Taggart wrote:Yes, but regarding the FDIC, their director said only a couple of weeks ago, words to the effect, that the FDIC's coffers were near empty.

In the interview I saw -- on 60 Minutes, I believe -- she said they can borrow from the US Treasury. I reckon the loan would then be repaid from premium revenue. IIRC CDIC took a loan from the Canadian treasury in the early '90s to deal with our trust company failures and then repaid it over a few years. If that's the case this time, the whole banking industry would effectively be borrowing the resolution money at the federal govt's rate.

Unless you leave the toxic assets on the banks' books and continue to constrain their lending, FDIC is facing big outlays no matter what's done. Here they'll be lending vast sums, part of which surely won't be repaid. But if you let one or more of the big banks fail, FDIC would have to cover all the insured deposits and the economy would face the ripple effect of the counterparty risk.
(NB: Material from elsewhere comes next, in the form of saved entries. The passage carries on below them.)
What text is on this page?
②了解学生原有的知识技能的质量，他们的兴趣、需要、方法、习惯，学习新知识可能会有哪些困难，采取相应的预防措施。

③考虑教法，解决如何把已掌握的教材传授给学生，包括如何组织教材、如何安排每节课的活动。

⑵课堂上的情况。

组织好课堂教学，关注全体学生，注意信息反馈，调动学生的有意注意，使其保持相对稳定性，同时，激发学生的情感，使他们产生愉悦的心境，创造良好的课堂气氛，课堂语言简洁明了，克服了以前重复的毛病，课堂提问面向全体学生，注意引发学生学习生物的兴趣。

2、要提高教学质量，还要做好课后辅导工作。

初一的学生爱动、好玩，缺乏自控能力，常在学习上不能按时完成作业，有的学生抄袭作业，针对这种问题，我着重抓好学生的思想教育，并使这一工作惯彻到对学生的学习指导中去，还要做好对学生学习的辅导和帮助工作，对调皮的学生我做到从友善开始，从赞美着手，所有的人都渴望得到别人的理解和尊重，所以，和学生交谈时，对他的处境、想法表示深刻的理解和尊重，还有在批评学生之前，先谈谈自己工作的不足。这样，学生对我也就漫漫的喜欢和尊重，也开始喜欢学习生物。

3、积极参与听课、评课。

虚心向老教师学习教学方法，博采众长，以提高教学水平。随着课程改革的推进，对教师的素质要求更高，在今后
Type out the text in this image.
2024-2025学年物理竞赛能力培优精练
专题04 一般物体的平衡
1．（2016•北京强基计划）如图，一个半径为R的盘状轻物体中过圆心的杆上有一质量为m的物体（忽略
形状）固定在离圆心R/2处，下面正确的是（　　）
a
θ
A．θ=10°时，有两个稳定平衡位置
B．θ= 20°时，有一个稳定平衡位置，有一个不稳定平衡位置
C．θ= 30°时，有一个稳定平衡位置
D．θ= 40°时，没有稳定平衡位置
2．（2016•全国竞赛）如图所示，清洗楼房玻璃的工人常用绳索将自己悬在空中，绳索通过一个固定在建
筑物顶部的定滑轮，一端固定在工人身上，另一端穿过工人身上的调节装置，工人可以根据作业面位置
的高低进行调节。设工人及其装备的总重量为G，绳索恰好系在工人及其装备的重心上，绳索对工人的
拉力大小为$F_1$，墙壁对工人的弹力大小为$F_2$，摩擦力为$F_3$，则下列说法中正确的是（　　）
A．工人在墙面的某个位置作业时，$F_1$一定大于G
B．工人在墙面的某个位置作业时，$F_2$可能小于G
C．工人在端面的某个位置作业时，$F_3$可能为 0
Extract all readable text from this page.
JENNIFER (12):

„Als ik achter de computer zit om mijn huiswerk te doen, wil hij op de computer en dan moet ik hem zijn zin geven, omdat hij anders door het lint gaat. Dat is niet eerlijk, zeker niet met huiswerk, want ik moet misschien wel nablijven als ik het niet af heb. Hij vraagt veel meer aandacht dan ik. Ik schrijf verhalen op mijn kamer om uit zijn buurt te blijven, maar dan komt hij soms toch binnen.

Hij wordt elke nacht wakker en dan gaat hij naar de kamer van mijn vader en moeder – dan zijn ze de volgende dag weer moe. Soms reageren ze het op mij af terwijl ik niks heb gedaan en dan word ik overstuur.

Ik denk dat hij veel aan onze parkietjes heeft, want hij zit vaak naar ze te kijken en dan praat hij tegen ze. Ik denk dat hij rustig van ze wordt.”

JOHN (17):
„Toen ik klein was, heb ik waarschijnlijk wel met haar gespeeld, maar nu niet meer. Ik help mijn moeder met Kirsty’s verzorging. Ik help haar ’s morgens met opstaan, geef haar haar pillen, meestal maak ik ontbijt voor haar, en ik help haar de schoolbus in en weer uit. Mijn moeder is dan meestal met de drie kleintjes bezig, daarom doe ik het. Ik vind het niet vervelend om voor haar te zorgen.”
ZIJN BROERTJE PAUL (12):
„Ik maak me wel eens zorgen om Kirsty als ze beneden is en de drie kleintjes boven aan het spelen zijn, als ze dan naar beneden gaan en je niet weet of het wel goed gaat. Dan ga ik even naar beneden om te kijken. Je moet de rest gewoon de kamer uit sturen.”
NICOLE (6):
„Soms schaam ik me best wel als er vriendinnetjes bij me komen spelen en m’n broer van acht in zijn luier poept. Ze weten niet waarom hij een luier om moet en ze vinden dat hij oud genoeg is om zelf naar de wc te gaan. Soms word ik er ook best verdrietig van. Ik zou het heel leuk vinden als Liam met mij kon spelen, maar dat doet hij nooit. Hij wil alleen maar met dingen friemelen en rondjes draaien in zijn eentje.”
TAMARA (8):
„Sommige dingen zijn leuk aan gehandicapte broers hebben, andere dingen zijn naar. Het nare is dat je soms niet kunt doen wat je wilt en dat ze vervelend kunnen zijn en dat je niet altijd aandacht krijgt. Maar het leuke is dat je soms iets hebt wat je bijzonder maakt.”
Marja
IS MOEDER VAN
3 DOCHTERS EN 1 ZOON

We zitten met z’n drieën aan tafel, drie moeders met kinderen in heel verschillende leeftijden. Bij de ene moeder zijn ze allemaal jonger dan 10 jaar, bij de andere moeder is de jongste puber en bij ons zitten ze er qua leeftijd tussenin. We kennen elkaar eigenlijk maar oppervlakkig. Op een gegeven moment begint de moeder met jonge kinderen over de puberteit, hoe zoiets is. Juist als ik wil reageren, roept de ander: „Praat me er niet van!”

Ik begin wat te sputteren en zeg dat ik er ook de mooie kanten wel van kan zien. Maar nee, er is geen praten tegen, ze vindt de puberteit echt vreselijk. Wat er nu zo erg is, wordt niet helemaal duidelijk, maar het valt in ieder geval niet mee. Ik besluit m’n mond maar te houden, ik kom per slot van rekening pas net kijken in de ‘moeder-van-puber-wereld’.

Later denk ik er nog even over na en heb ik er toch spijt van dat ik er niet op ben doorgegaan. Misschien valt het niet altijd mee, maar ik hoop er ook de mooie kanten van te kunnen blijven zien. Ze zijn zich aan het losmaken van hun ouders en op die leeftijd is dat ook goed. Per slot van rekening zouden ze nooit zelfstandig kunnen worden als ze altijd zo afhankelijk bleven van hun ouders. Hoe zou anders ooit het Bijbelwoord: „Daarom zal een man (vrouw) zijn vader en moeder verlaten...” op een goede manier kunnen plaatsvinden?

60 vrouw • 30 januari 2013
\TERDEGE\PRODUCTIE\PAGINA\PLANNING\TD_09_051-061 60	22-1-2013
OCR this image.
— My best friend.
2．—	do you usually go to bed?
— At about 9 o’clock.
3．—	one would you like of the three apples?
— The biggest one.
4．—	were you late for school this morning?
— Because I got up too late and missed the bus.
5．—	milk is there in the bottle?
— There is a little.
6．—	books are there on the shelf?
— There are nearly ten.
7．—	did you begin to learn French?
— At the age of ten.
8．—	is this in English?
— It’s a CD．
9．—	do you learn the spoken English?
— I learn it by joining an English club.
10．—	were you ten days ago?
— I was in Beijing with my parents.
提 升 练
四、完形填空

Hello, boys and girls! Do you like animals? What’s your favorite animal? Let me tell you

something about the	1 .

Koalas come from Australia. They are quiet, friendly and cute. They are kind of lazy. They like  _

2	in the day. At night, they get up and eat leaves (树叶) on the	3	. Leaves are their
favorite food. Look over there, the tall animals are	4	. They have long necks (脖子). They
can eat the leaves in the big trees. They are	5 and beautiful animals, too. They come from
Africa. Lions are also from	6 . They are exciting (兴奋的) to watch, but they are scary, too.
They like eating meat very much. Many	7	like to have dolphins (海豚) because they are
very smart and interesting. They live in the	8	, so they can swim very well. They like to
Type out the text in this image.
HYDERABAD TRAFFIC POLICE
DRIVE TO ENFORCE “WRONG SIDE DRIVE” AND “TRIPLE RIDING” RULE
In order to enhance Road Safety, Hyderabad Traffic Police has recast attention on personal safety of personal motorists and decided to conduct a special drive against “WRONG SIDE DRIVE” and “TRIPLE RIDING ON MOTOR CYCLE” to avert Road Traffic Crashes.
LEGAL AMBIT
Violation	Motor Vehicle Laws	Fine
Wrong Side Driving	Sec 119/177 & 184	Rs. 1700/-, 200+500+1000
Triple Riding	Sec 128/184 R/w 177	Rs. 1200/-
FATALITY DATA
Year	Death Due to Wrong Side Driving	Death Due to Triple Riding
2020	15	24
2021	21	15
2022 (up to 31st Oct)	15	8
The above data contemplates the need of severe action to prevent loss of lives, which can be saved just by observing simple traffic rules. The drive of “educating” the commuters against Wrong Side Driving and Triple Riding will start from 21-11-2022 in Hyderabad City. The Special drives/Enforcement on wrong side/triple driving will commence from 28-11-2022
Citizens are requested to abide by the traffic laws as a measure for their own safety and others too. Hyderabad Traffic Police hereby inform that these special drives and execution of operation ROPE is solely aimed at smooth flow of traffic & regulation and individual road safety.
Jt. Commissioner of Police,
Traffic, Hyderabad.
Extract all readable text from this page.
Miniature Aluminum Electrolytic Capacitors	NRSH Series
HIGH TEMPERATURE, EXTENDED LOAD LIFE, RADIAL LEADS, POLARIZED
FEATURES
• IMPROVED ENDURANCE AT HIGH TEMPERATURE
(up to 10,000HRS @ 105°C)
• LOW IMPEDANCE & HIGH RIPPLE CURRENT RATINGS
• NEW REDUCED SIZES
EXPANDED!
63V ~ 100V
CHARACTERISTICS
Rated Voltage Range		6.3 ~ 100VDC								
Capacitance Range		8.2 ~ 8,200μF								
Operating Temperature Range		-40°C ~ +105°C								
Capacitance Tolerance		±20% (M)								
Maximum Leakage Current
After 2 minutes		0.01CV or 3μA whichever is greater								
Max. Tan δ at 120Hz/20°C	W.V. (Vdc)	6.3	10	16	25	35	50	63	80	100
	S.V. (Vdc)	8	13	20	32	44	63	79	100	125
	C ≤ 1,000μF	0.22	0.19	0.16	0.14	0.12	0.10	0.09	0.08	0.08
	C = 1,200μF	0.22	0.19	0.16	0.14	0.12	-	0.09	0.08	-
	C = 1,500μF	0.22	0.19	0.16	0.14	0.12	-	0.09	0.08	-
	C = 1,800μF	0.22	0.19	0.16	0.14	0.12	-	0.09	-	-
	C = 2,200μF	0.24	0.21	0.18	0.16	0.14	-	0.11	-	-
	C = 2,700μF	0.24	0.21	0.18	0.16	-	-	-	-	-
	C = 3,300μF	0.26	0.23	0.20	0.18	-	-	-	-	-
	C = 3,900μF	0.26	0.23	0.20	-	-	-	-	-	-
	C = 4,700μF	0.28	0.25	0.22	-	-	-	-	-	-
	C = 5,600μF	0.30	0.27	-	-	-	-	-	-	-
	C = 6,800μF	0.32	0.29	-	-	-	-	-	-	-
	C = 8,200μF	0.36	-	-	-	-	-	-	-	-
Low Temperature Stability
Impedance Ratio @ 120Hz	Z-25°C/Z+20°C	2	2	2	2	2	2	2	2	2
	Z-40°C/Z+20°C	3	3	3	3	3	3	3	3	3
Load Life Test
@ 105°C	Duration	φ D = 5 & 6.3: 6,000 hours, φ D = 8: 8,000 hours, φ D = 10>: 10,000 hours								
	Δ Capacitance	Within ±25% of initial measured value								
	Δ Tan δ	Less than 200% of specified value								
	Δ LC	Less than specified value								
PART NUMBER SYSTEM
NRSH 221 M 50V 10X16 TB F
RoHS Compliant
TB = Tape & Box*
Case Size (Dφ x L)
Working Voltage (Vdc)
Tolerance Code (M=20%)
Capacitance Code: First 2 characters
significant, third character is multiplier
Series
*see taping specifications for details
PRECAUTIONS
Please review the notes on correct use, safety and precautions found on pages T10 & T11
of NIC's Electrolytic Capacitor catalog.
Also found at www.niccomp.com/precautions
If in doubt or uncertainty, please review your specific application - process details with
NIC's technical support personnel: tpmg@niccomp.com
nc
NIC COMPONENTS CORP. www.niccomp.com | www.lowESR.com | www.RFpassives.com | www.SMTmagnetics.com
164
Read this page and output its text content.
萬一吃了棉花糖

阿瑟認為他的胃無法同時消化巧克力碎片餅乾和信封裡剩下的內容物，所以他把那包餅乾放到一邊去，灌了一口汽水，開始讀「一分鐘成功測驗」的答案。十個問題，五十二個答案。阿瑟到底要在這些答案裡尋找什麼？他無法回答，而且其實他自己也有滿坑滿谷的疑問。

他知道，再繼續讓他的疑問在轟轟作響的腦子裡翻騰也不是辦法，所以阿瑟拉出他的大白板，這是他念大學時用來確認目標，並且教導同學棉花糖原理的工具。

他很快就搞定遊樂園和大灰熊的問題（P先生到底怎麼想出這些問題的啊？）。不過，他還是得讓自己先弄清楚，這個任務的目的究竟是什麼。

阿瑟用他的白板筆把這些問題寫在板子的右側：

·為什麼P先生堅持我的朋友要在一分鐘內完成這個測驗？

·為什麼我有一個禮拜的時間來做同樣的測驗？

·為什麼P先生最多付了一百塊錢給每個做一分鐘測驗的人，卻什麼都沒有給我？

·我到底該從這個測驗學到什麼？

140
FDIC seems to be very experienced and good at shutting down and quickly selling small banks, but somebody noted that years ago it had to run Illinois Continental for seven years and, though a major bank at that time, IC was puny compared to today's money center banks. Also, Bush/McCain economics advisor Douglas Holz-Eakin noted on NPR this morning that currently the US govt has the power to shut down a bank but not a bank holding company like Citibank and the other biggies. Krugman's column in the NYT yesterday attracted quite a few seemingly informed reader comments there questioning whether his call for nationalization is really workable when applied to a global megabank.

There's obviously no easy and no quick solution.